As for the impact on economy, we have got two sorted lists below by the amount of money cost by damages.
property
## EVTYPE propertyDamage
## 1 FLOOD 144657709807
## 2 HURRICANE/TYPHOON 69305840000
## 3 TORNADO 56947380677
## 4 STORM SURGE 43323536000
## 5 FLASH FLOOD 16822673979
## 6 HAIL 15735267513
## 7 HURRICANE 11868319010
## 8 TROPICAL STORM 7703890550
## 9 WINTER STORM 6688497251
## 10 HIGH WIND 5270046295
## 11 RIVER FLOOD 5118945500
## 12 WILDFIRE 4765114000
## 13 STORM SURGE/TIDE 4641188000
## 14 TSTM WIND 4484928495
## 15 ICE STORM 3944927860
crop
## EVTYPE cropDamage
## 1 DROUGHT 13972566000
## 2 FLOOD 5661968450
## 3 RIVER FLOOD 5029459000
## 4 ICE STORM 5022113500
## 5 HAIL 3025954473
## 6 HURRICANE 2741910000
## 7 HURRICANE/TYPHOON 2607872800
## 8 FLASH FLOOD 1421317100
## 9 EXTREME COLD 1292973000
## 10 FROST/FREEZE 1094086000
## 11 HEAVY RAIN 733399800
## 12 TROPICAL STORM 678346000
## 13 HIGH WIND 638571300
## 14 TSTM WIND 554007350
## 15 EXCESSIVE HEAT 492402000
The following is are graphs of total property damage and total crop damage affected by these severe weather events.

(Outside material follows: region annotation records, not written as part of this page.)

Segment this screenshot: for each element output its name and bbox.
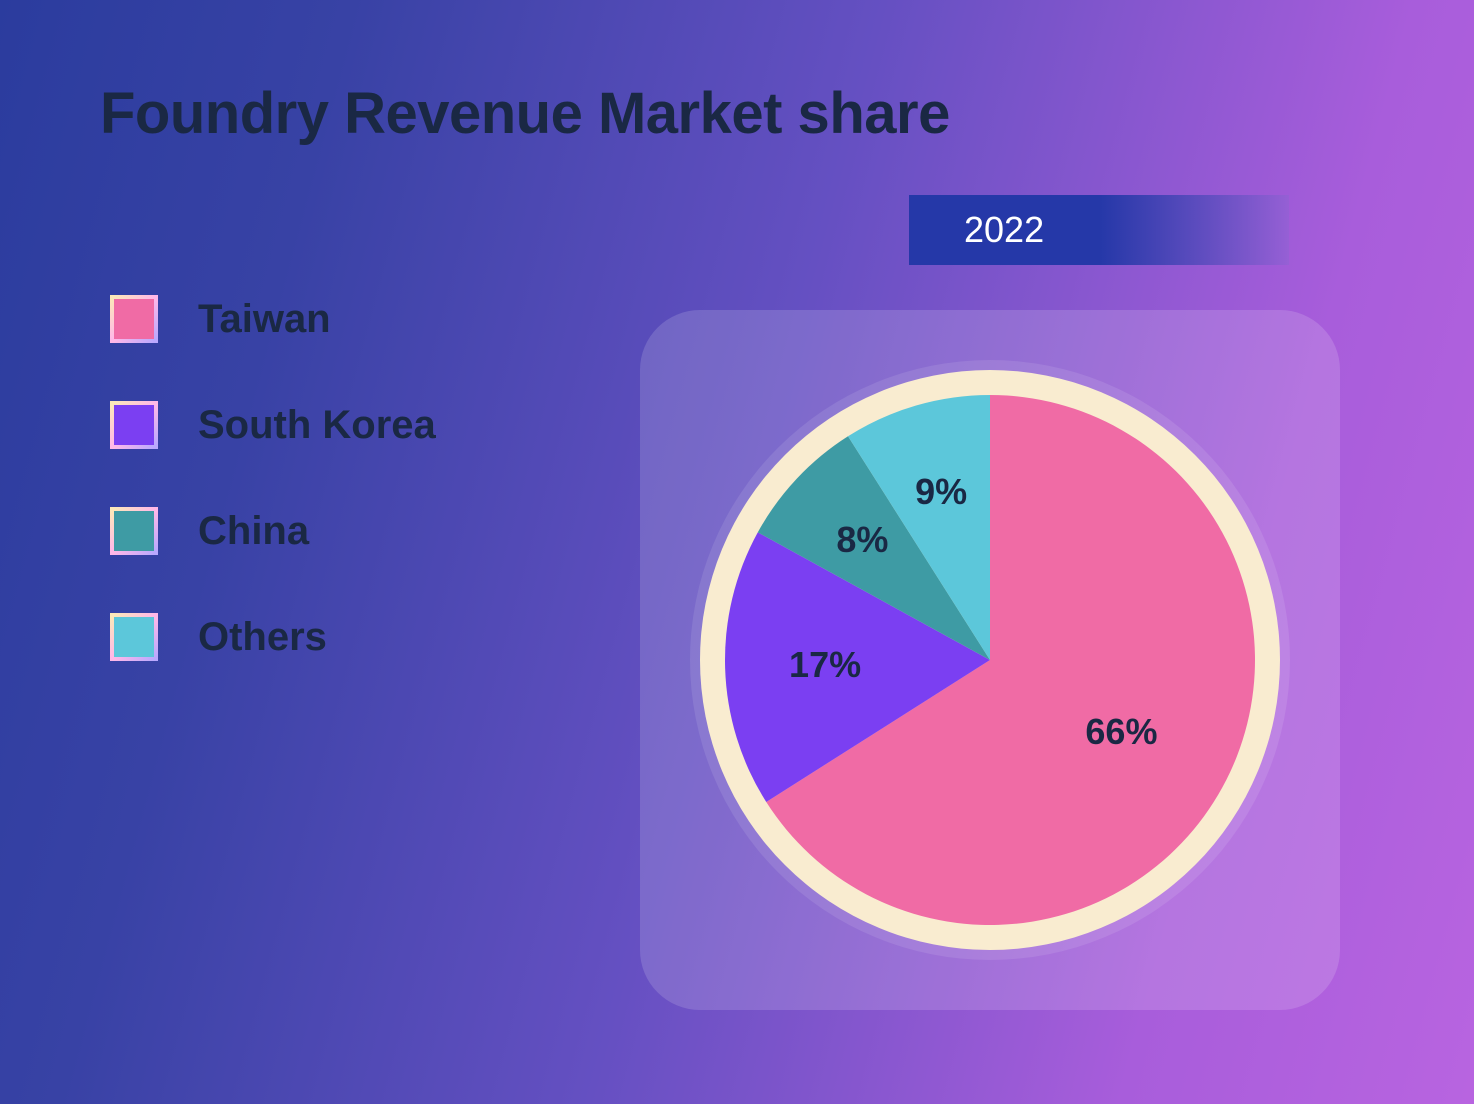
chart-panel: 66%17%8%9%	[640, 310, 1340, 1010]
legend-label-taiwan: Taiwan	[198, 297, 331, 342]
chart-title: Foundry Revenue Market share	[100, 80, 1374, 147]
legend-label-south-korea: South Korea	[198, 403, 436, 448]
swatch-china	[110, 507, 158, 555]
legend-item-china: China	[110, 507, 436, 555]
legend-item-others: Others	[110, 613, 436, 661]
swatch-south-korea	[110, 401, 158, 449]
legend-label-others: Others	[198, 615, 327, 660]
year-badge: 2022	[909, 195, 1289, 265]
pie-svg	[690, 360, 1290, 960]
year-text: 2022	[964, 209, 1044, 251]
legend-item-taiwan: Taiwan	[110, 295, 436, 343]
legend-item-south-korea: South Korea	[110, 401, 436, 449]
infographic-canvas: Foundry Revenue Market share 2022 Taiwan…	[0, 0, 1474, 1104]
legend-label-china: China	[198, 509, 309, 554]
legend: Taiwan South Korea China Others	[110, 295, 436, 661]
pie-chart: 66%17%8%9%	[690, 360, 1290, 960]
swatch-taiwan	[110, 295, 158, 343]
swatch-others	[110, 613, 158, 661]
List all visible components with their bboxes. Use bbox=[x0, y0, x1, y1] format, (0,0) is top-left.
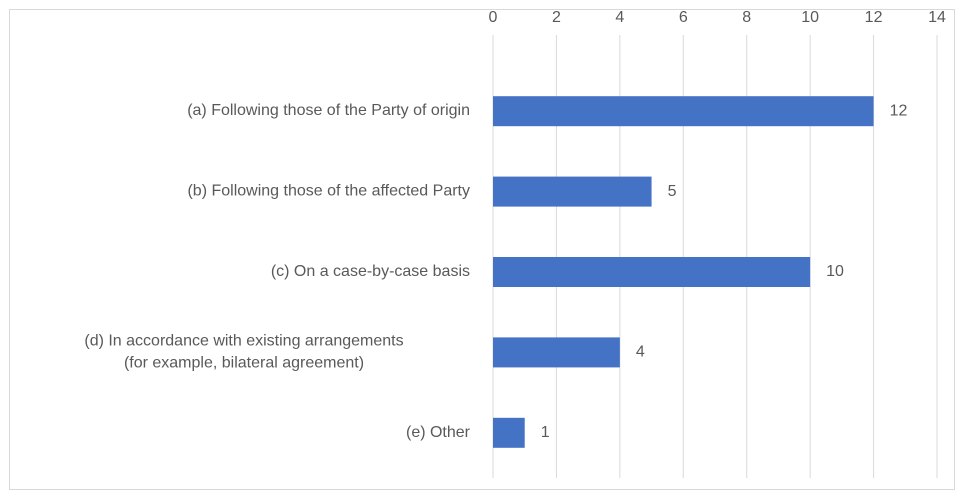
x-tick-label: 14 bbox=[928, 9, 946, 26]
bar bbox=[493, 417, 525, 448]
data-label: 12 bbox=[890, 102, 908, 119]
bar bbox=[493, 176, 652, 207]
x-tick-label: 2 bbox=[552, 9, 561, 26]
bar bbox=[493, 337, 620, 368]
x-tick-label: 12 bbox=[865, 9, 883, 26]
data-label: 10 bbox=[826, 263, 844, 280]
y-tick-label: (a) Following those of the Party of orig… bbox=[187, 102, 470, 119]
bar bbox=[493, 257, 811, 287]
chart-frame bbox=[9, 9, 955, 490]
x-tick-label: 8 bbox=[742, 9, 751, 26]
bar bbox=[493, 96, 874, 127]
y-tick-label: (b) Following those of the affected Part… bbox=[187, 183, 470, 200]
data-label: 4 bbox=[636, 344, 645, 361]
y-tick-label: (d) In accordance with existing arrangem… bbox=[84, 333, 403, 372]
y-tick-label: (c) On a case-by-case basis bbox=[271, 263, 470, 280]
y-tick-label: (e) Other bbox=[406, 424, 471, 441]
data-label: 5 bbox=[668, 183, 677, 200]
x-tick-label: 6 bbox=[679, 9, 688, 26]
x-tick-label: 10 bbox=[801, 9, 819, 26]
x-tick-label: 0 bbox=[489, 9, 498, 26]
data-label: 1 bbox=[541, 424, 550, 441]
x-tick-label: 4 bbox=[615, 9, 624, 26]
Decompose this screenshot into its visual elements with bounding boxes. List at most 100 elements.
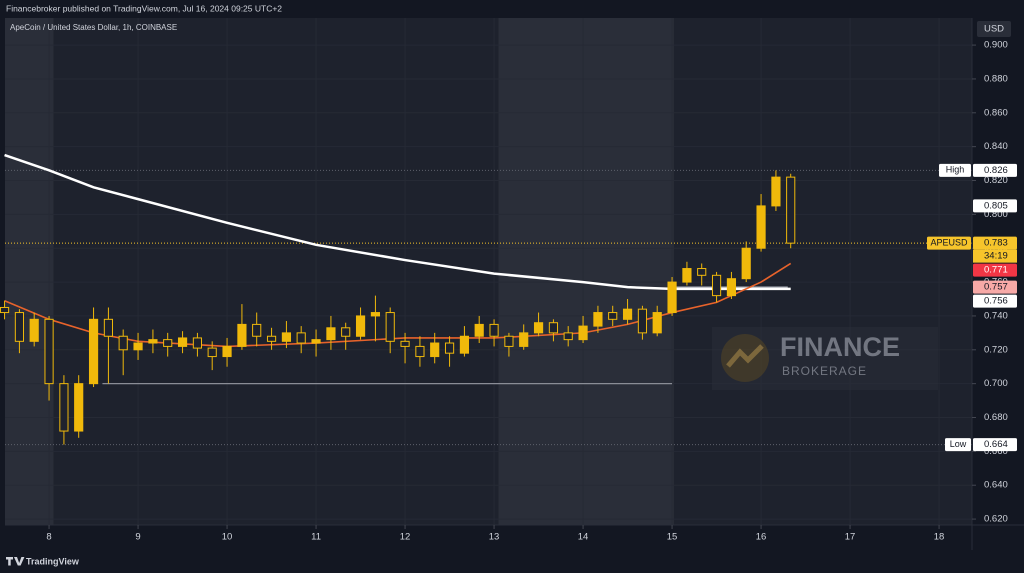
x-tick-label: 14 bbox=[578, 532, 589, 543]
candle-body bbox=[59, 383, 69, 432]
price-label: 0.664 bbox=[984, 439, 1008, 450]
candle-body bbox=[741, 247, 751, 280]
price-label: 0.826 bbox=[984, 165, 1008, 176]
candle-body bbox=[637, 308, 648, 334]
x-tick-label: 15 bbox=[667, 532, 678, 543]
axes: 0.6200.6400.6600.6800.7000.7200.7400.760… bbox=[46, 40, 1017, 543]
x-tick-label: 18 bbox=[934, 532, 945, 543]
y-tick-label: 0.680 bbox=[984, 412, 1008, 423]
candle-body bbox=[504, 335, 514, 347]
currency-box bbox=[977, 21, 1011, 37]
price-tag-box bbox=[939, 163, 971, 177]
x-tick-label: 17 bbox=[845, 532, 856, 543]
candle-body bbox=[177, 337, 188, 347]
candle-body bbox=[652, 312, 662, 334]
candle-body bbox=[578, 325, 588, 341]
x-tick-label: 8 bbox=[46, 532, 51, 543]
y-tick-label: 0.820 bbox=[984, 175, 1008, 186]
watermark-logo-mark bbox=[726, 344, 764, 368]
candle-body bbox=[370, 312, 381, 317]
candle-body bbox=[682, 268, 692, 283]
candle-body bbox=[207, 347, 217, 358]
price-label-box bbox=[973, 163, 1017, 177]
x-tick-label: 13 bbox=[489, 532, 500, 543]
price-label-box bbox=[973, 263, 1017, 277]
x-tick-label: 10 bbox=[222, 532, 233, 543]
x-tick-label: 9 bbox=[135, 532, 140, 543]
price-label-box bbox=[973, 199, 1017, 213]
candle-body bbox=[296, 332, 306, 344]
watermark: FINANCE BROKERAGE bbox=[712, 327, 938, 390]
candle-body bbox=[74, 383, 84, 432]
chart-title: ApeCoin / United States Dollar, 1h, COIN… bbox=[10, 23, 177, 32]
candle-body bbox=[756, 205, 766, 249]
candle-body bbox=[474, 323, 484, 337]
price-label-box bbox=[973, 236, 1017, 250]
price-label: 0.756 bbox=[984, 296, 1008, 307]
candle-body bbox=[533, 322, 544, 334]
candle-body bbox=[341, 327, 351, 337]
y-tick-label: 0.880 bbox=[984, 73, 1008, 84]
session-shade bbox=[5, 18, 54, 525]
footer-bar bbox=[0, 550, 1024, 573]
y-tick-label: 0.720 bbox=[984, 344, 1008, 355]
candle-body bbox=[400, 340, 410, 347]
candle-body bbox=[548, 322, 559, 334]
x-tick-label: 11 bbox=[311, 532, 321, 543]
price-label: 0.783 bbox=[984, 238, 1008, 249]
candle-body bbox=[326, 327, 336, 341]
watermark-subtitle: BROKERAGE bbox=[782, 364, 867, 378]
marks bbox=[0, 153, 972, 446]
candle-body bbox=[711, 274, 722, 297]
candle-body bbox=[133, 342, 143, 351]
price-label: 0.805 bbox=[984, 200, 1008, 211]
candle-body bbox=[519, 332, 529, 347]
candle-body bbox=[771, 176, 781, 207]
y-tick-label: 0.840 bbox=[984, 141, 1008, 152]
candle-body bbox=[385, 312, 395, 342]
candle-body bbox=[222, 345, 232, 358]
y-tick-label: 0.700 bbox=[984, 378, 1008, 389]
moving-average bbox=[4, 153, 791, 291]
countdown-box bbox=[973, 249, 1017, 263]
candle-body bbox=[103, 318, 114, 337]
candle-body bbox=[563, 332, 573, 341]
price-tag: APEUSD bbox=[930, 238, 968, 248]
watermark-title: FINANCE bbox=[780, 332, 900, 362]
footer-logo: TradingView bbox=[26, 556, 80, 566]
price-label-box bbox=[973, 294, 1017, 308]
y-tick-label: 0.900 bbox=[984, 40, 1008, 51]
candle-body bbox=[459, 335, 470, 354]
candle-body bbox=[281, 332, 292, 342]
candle-body bbox=[667, 281, 677, 314]
price-label: 0.757 bbox=[984, 282, 1008, 293]
price-tag-box bbox=[927, 236, 971, 250]
countdown: 34:19 bbox=[984, 251, 1008, 262]
y-tick-label: 0.740 bbox=[984, 310, 1008, 321]
candle-body bbox=[14, 312, 25, 342]
candle-body bbox=[252, 323, 262, 337]
price-tag: High bbox=[946, 165, 965, 175]
session-shade bbox=[498, 18, 674, 525]
header-bar bbox=[0, 0, 1024, 18]
candle-body bbox=[118, 335, 128, 351]
candle-body bbox=[430, 342, 440, 358]
candle-body bbox=[163, 339, 173, 347]
y-tick-label: 0.860 bbox=[984, 107, 1008, 118]
x-tick-label: 16 bbox=[756, 532, 767, 543]
candle-body bbox=[88, 318, 99, 385]
candle-body bbox=[593, 312, 603, 327]
candle-body bbox=[148, 339, 158, 344]
footer-logo-icon bbox=[6, 557, 25, 566]
price-label-box bbox=[973, 438, 1017, 452]
candle-body bbox=[29, 318, 39, 342]
y-tick-label: 0.660 bbox=[984, 446, 1008, 457]
candle-body bbox=[726, 278, 737, 297]
price-label-box bbox=[973, 280, 1017, 294]
sessions bbox=[5, 18, 674, 525]
y-tick-label: 0.800 bbox=[984, 209, 1008, 220]
candle-body bbox=[622, 308, 633, 320]
header: Financebroker published on TradingView.c… bbox=[6, 3, 282, 13]
candle-body bbox=[192, 337, 203, 349]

propertyPlot <- qplot(EVTYPE, data = property, weight = propertyDamage, geom = "bar") +
theme(axis.text.x = element_text(angle = 45, hjust = 1)) + scale_y_continuous("Property Damage in US dollars")+
xlab("Severe Weather Type") + ggtitle("Total Property Damage by\n Severe Weather Events in\n the U.S. from 1950 - 2011")
cropPlot<- qplot(EVTYPE, data = crop, weight = cropDamage, geom = "bar") +
theme(axis.text.x = element_text(angle = 45, hjust = 1)) + scale_y_continuous("Crop Damage in US dollars") +
xlab("Severe Weather Type") + ggtitle("Total Crop Damage by \nSevere Weather Events in\n the U.S. from 1950 - 2011")
grid.arrange(propertyPlot, cropPlot, ncol = 2)
Based on the histograms above, we find that flood and hurricane/typhoon cause most property damage; drought and flood causes most crop damage in the United States from 1950 to 2011.
From these data, we found that excessive heat and tornado are most harmful with respect to population health, while flood, drought, and hurricane/typhoon have the greatest economic impact.